Biographical Information.

Dean J. Brydon has been affiliated with the Bank since 1994 and has served as Chief Executive Officer of the Bank and the Company since February 1, 2023. Prior to his promotion to Chief Executive Officer Mr. Brydon served as President of the Bank and Company from January 2022 to January 2023. Mr. Brydon also served as the Chief Financial Officer of the Company and the Bank from January 2000 to January 2023. Mr. Brydon also served as Secretary of the Company and the Bank from January 2004 to January 2022.  Mr. Brydon is a Certified Public Accountant.

Jonathan A. Fischer has been affiliated with the Bank since October 1997 and was promoted to President of the Bank and the Company on February 1, 2023. Mr. Fischer has served as Chief Operating Officer since August 23, 2012 and as Secretary of the Bank and the Company since January 2022.  Prior to that, Mr. Fischer served as the Compliance Officer from January 2000 to October 2012 and the Chief Risk Officer from October 2010 to January 2014.

Marci A. Basich has been affiliated with the Bank since 1999 and was promoted to Executive Vice President and Chief Financial Officer of the Bank and Company on February 1, 2023. Previously Ms. Basich served as Treasurer of the Bank and Company from January 2002 to January 2023.  Ms. Basich is a Certified Public Accountant.
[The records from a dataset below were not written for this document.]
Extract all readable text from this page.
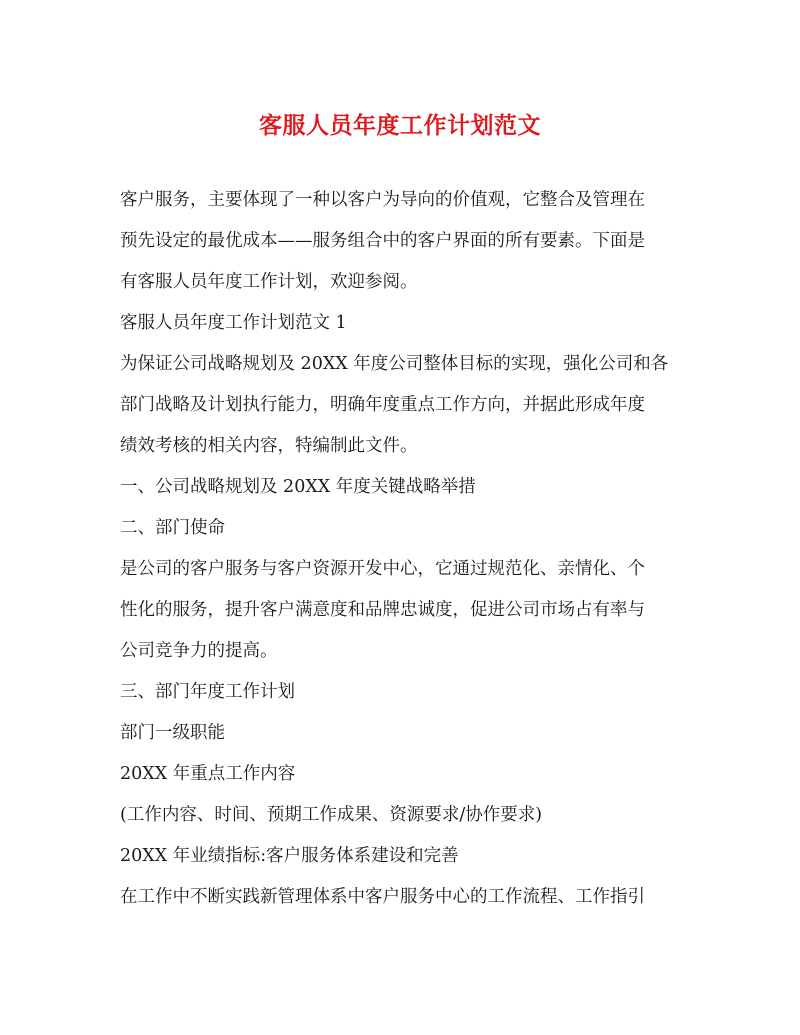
客服人员年度工作计划范文

客户服务，主要体现了一种以客户为导向的价值观，它整合及管理在

预先设定的最优成本——服务组合中的客户界面的所有要素。下面是

有客服人员年度工作计划，欢迎参阅。

客服人员年度工作计划范文 1

为保证公司战略规划及 20XX 年度公司整体目标的实现，强化公司和各

部门战略及计划执行能力，明确年度重点工作方向，并据此形成年度

绩效考核的相关内容，特编制此文件。

一、公司战略规划及 20XX 年度关键战略举措

二、部门使命

是公司的客户服务与客户资源开发中心，它通过规范化、亲情化、个

性化的服务，提升客户满意度和品牌忠诚度，促进公司市场占有率与

公司竞争力的提高。

三、部门年度工作计划

部门一级职能

20XX 年重点工作内容

(工作内容、时间、预期工作成果、资源要求/协作要求)

20XX 年业绩指标:客户服务体系建设和完善

在工作中不断实践新管理体系中客户服务中心的工作流程、工作指引
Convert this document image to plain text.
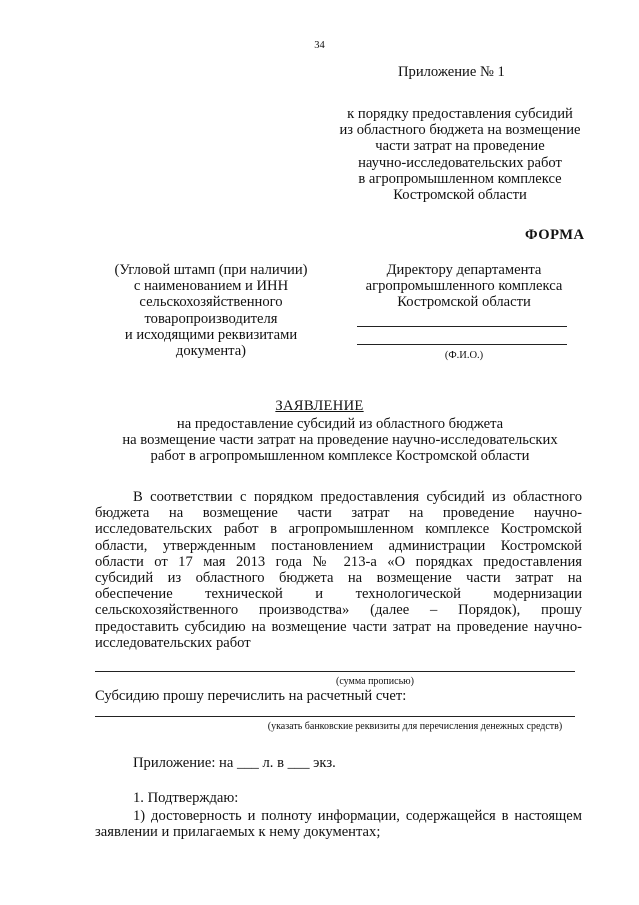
34
Приложение № 1
к порядку предоставления субсидий
из областного бюджета на возмещение
части затрат на проведение
научно-исследовательских работ
в агропромышленном комплексе
Костромской области
ФОРМА
(Угловой штамп (при наличии)
с наименованием и ИНН
сельскохозяйственного
товаропроизводителя
и исходящими реквизитами
документа)
Директору департамента
агропромышленного комплекса
Костромской области
(Ф.И.О.)
ЗАЯВЛЕНИЕ
на предоставление субсидий из областного бюджета
на возмещение части затрат на проведение научно-исследовательских
работ в агропромышленном комплексе Костромской области

В соответствии с порядком предоставления субсидий из областного

бюджета на возмещение части затрат на проведение научно-

исследовательских работ в агропромышленном комплексе Костромской

области, утвержденным постановлением администрации Костромской

области от 17 мая 2013 года № 213-а «О порядках предоставления

субсидий из областного бюджета на возмещение части затрат на

обеспечение технической и технологической модернизации

сельскохозяйственного производства» (далее – Порядок), прошу

предоставить субсидию на возмещение части затрат на проведение научно-

исследовательских работ

(сумма прописью)
Субсидию прошу перечислить на расчетный счет:
(указать банковские реквизиты для перечисления денежных средств)
Приложение: на ___ л. в ___ экз.
1. Подтверждаю:

1) достоверность и полноту информации, содержащейся в настоящем

заявлении и прилагаемых к нему документах;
Matthew J. DeBord has been affiliated with the Bank since 2012 and was promoted to Executive Vice President and Chief Lending Officer on April 1, 2023. Prior to being promoted to Chief Lending Officer, Mr. DeBord served as a Commercial Loan Officer and Commercial Lending Team Leader. Prior to joining the Bank, Mr. DeBord was employed by a national bank as a Commercial Resolution Officer from January 2010 to December 2012. Mr. DeBord was a Vice President and Portfolio Manager with a local savings bank from April 2006 to January 2010 and was employed by the DFI as a Financial Examiner from June of 2003 to April 2006.

Breanne D. Antich, has been affiliated with the Bank since 2007 and was promoted to Chief Technology Officer on January 25, 2022 and was promoted to Executive Vice President on February 1, 2023. Prior to this Ms. Antich served as our Information Technology Manager.